En s’installant sur le sol marocain, la marque au losange a drainé tout un écosystème d’équipementiers et de fournisseurs, contribuant à la formation d’un cluster automobile autour de Tanger. Ce pôle industriel, dont la capacité de production annuelle excède les 450.000 véhicules, conforte la position du Maroc en tant que hub incontournable de l’automobile en Afrique. Une décennie plus tard, Stellantis, dans une logique similaire, choisit de s’implanter à Kénitra, avec pour finalité d’atteindre une production de 450.000 véhicules par an, auxquels s’ajouteront 50.000 unités de mobilité électrique.

Cette configuration économique faite d’interdépendances, notamment dans les filières de l’automobile et de l’aéronautique, confortée par la présence de mastodontes  du CAC 40 dans d’autres domaines d’activité, porte aujourd’hui, selon les données de l’Office des changes, le stock d’investissements français à plus de 204 milliards de dirhams, soit 30,8% de l’encours total d’IDE au Maroc.

Au terme de l’exercice 2023, sur les 14 milliards d’euros de biens et services échangés de part et d’autre, le Maroc a exporté pour environ 7,7 milliards d’euros de produits vers la France, tandis que la France a expédié pour près de 7 milliards d’euros vers le Maroc. «Aujourd’hui, le déficit commercial est du côté français. Ce déséquilibre est amorcé en 2012 avec l’essor de l’industrie, notamment des filières automobile et aéronautique», fait valoir Jean-Charles Damblin, directeur général de la Chambre française de commerce et d’industrie du Maroc (CFCIM).

«Diplomatie secrète»
Au-delà des chiffres «bruts» des échanges et des investissements, force est de constater que cette alliance a traversé les épreuves diplomatiques avec une constance rare. Avant d’en arriver à cette phase d’apaisement, Paris et Rabat ont connu une période mouvementée sous l’ère Macron.

En novembre 2021, la France avait restreint la délivrance de visas pour les Marocains, un geste perçu comme une atteinte aux relations de confiance entre les deux pays. Abstraction faite de ces épisodes qui ont fragilisé la coopération entre le Royaume et la République, les relations se caractérisaient par des périodes de tensions diplomatiques ponctuées d’efforts de rapprochement, sans pour autant rétablir une dynamique d’échanges fluide.

Le dossier du Sahara marocain restait cependant une épine dans le pied de la relation bilatérale.

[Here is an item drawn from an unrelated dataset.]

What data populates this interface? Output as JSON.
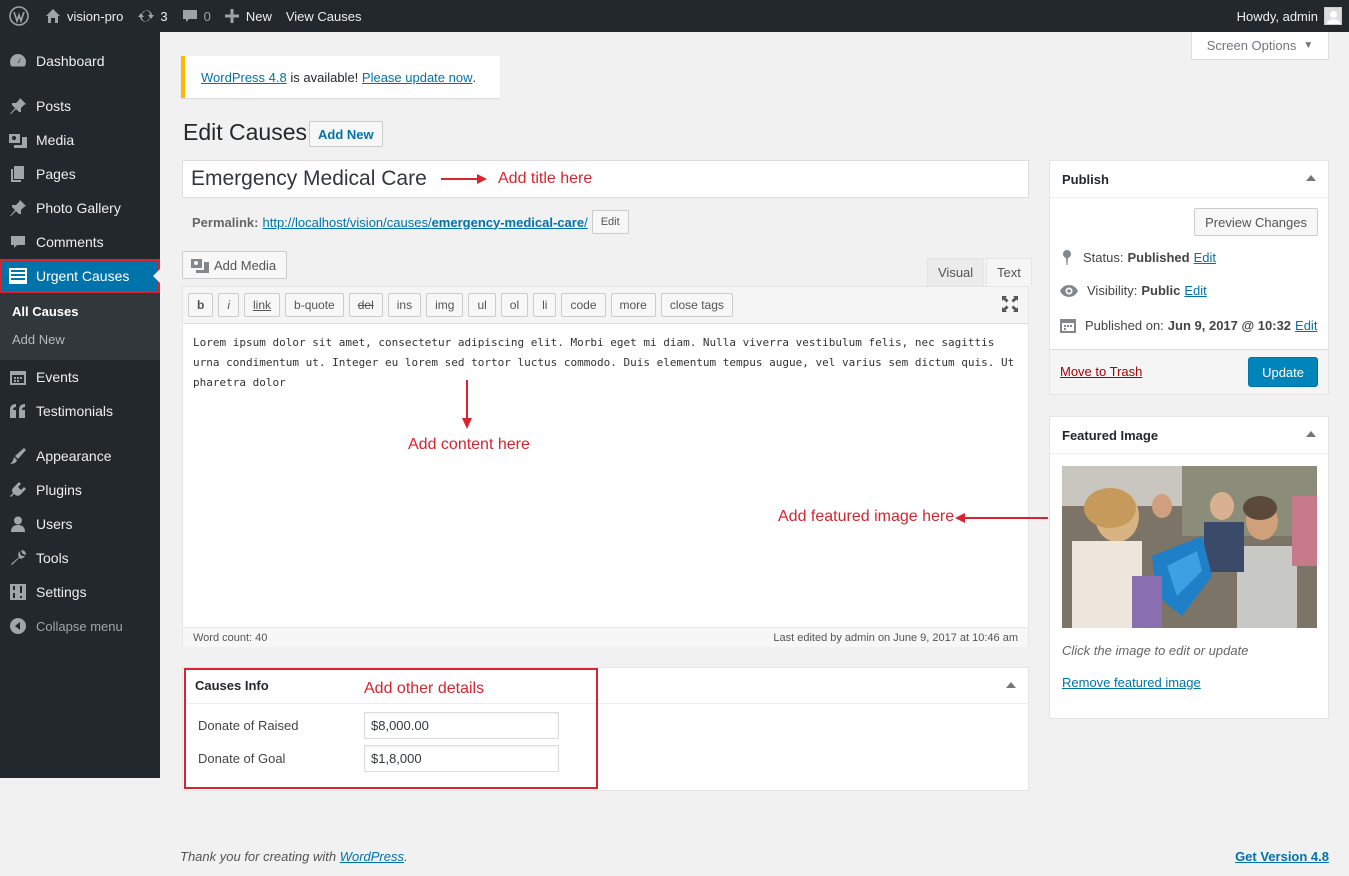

La reconnaissance de la souveraineté marocaine sur le Sahara, matérialisée par la lettre adressée par Emmanuel Macron au Roi Mohammed VI à l’occasion du 25e anniversaire de son accession au trône, marque une étape importante. Cette visite présidentielle constitue ainsi un tournant dans la relance des discussions.

Pour Paris, le rapprochement avec Rabat est justifié par les «avancées majeures réalisées par le Maroc, notamment au Sahel», note un expert bien informé des pourparlers engagés.

Cette situation s’inscrit dans un contexte où la France a dû repenser ses stratégies économiques au Maghreb. En effet, depuis que l’Espagne est devenue le premier partenaire commercial du Maroc, et face à la montée en puissance de la Chine, de plus en plus présente dans les grands projets d’infrastructures, Paris a été contrainte d’ajuster sa position.

«La relation entre la France et le Maroc se distingue par une approche qualitative», relativise Jean-Charles Damblin.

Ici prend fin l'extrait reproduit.